Drawing from the wisdom of the whakataukī ‘Te Amorangi ki mua, te hāpai ō ki muri’, explorations of breathing our ancestors into life can be attained through ‘amorangi’ spiritual realm and ‘hāpai o’ physical realm. Further, the late koroua, Wiremu Tawhai explained that those who follow are as vital to the journey as those who lead. This paper explores the ways rangatahi make sense of and live hapai te hauora – collective journeys of wellbeing. Rangatahi described ‘hapai te hauora,’ as breathing your ancestors into life. This conception captures the breadth and connections of a generation – rangatahi Māori – a younger Māori generation moving forward together.

First, 20 rangatahi (16-20 years) living in Tāmaki Makaurau (Auckland, New Zealand) from diverse backgrounds were interviewed by Māori researchers. From these rich and insightful data, short pūrākau (stories, histories and truths) were selected that captured meaningful expressions of wellbeing. These accounts spanned the complex health and social challenges rangatahi face today, covering the many life milestones, pressures and expectations that are thrust upon them. In synchrony with broader sociocultural developments rangatahi experience many changes during this life phase that can have long-lasting impacts on their health and wellbeing trajectory.
They have been largely alienated from their own cultural contexts of development, while also being subjugated and assimilated to western framings of health and wellbeing, more specifically non-Māori youth experiences. The acknowledgement that rangatahi Māori have contextually different experiences from non-Māori is an important starting point.
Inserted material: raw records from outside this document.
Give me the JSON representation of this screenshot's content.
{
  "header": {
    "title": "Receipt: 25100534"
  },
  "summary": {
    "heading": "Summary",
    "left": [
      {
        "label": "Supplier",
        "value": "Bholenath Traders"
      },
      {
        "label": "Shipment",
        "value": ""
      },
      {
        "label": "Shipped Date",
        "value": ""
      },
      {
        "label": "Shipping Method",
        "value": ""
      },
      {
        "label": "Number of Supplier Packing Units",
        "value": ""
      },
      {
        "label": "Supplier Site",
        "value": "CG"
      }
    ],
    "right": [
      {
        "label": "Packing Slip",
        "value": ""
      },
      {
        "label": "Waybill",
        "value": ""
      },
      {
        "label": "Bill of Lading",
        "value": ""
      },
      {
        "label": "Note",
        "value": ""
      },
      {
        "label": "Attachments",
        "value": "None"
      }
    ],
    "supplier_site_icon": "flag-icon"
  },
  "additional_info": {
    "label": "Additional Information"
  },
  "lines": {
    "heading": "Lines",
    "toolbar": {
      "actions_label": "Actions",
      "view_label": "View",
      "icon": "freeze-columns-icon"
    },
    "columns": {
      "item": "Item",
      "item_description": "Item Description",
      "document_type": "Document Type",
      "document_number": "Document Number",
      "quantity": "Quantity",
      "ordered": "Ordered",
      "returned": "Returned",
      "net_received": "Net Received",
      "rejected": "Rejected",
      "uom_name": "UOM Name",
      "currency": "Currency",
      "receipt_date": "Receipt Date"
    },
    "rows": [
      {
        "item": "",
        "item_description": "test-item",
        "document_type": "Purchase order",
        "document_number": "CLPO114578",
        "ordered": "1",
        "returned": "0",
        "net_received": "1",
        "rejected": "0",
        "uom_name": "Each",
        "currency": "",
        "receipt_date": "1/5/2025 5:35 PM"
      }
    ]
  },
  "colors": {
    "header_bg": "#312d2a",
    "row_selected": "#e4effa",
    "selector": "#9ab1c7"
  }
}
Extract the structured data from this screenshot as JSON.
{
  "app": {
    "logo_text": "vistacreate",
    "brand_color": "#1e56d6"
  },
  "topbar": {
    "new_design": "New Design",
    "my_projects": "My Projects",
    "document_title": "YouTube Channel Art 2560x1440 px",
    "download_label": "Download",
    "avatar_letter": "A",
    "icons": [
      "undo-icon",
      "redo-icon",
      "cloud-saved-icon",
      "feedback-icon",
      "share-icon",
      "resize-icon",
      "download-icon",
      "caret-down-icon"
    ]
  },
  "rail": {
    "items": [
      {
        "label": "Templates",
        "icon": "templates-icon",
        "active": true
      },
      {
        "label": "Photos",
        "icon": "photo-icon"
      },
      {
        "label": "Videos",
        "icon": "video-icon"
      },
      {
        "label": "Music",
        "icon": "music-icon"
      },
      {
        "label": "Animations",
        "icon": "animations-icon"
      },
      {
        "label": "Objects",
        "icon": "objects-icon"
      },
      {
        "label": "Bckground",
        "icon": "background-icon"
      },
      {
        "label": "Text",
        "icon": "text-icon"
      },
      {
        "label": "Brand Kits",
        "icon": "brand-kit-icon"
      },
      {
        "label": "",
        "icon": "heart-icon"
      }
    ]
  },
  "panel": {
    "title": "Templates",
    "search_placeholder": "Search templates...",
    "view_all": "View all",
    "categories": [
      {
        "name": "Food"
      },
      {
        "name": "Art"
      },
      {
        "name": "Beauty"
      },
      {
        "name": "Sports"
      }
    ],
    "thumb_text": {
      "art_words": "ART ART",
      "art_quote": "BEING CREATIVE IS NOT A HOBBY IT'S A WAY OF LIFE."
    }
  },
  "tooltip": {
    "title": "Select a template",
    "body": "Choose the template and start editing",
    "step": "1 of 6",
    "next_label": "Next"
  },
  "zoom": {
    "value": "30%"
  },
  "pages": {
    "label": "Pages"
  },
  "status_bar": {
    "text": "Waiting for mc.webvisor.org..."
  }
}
The data show that rangatahi Māori experience similar facets and understandings of wellbeing, but that the issues are deeper, wider and entrenched in diversity, hardship, adversity, invisibility, silence, resilience and resistance.

I am working on this paper and hope to publish in 2022 in the Journal of the Royal Society of New Zealand’s upcoming special issue on “The current and future state of child health and well-being in NZ”.